There is a need for human neuron cell models of disease because of potential species-specific differences with rodent KO and transgenic models. Also, the limited availability of viable neurons from patient brain tissue restricts investigation into the mechanisms of neural pathogenesis. Relevant human models for neurodegenerative, neurodevelopmental, neuropsychiatric disorders and others can be derived from patient somatic cells by reprogramming to iPSC and then deriving neurons. Neural cell models may be generated from the same patient by CRISPR correction of the mutation. Such genetically edited iPSCs are ideal isogenic controls for the patient-derived iPSCs neurons, probing the significance of the disease-causing mutation in the patient's own genetic context. iPSC neuron studies provide proof of concept models that allow experimental analysis of disease pathogensis linking them to molecular phenotypes. Human iPSC models provide invaluable accessibility for studying disease progression from early progenitor cells to aged or mature neurons.
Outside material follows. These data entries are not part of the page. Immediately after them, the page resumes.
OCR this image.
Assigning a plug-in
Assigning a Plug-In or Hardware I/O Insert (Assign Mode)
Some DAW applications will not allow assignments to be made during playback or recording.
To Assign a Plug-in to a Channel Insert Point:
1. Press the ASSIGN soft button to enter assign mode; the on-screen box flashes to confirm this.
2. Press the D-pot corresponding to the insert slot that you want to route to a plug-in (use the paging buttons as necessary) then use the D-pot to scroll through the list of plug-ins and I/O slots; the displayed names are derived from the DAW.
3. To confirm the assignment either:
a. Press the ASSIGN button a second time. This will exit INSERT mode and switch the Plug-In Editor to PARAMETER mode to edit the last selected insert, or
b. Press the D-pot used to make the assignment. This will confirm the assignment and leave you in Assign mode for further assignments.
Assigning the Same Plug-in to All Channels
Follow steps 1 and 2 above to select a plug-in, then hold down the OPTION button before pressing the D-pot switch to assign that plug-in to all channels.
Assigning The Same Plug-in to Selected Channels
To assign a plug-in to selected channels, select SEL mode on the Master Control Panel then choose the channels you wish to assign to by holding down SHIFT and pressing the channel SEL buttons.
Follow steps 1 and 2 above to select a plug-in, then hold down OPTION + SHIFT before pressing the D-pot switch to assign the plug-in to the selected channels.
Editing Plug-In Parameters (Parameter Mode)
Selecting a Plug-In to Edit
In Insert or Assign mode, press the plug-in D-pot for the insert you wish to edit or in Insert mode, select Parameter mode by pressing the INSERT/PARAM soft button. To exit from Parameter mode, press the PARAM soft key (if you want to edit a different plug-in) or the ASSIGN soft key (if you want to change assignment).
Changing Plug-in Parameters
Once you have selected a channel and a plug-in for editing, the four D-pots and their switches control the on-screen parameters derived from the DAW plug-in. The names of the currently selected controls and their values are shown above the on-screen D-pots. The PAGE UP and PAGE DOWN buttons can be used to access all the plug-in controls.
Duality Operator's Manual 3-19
Emerging findings in the iPSC derived brain cells suggest, that while mutations are diverse, there may be a shared cellular dysfunction in endolysosomal pathways. Finally, human iPSC derived neurons offer targeted development of drug screening platform(s) and, in the future, they may facilitate the development of new therapies (Griffin et al., 2015; Sugai et al., 2016) across a wide spectrum of neural disorders. These platforms and potential therapies might be able to treat neurologic disease before clinical symptoms appear and, with a prescreen in iPSC neurons, earlier success in clinical trials might be obtained.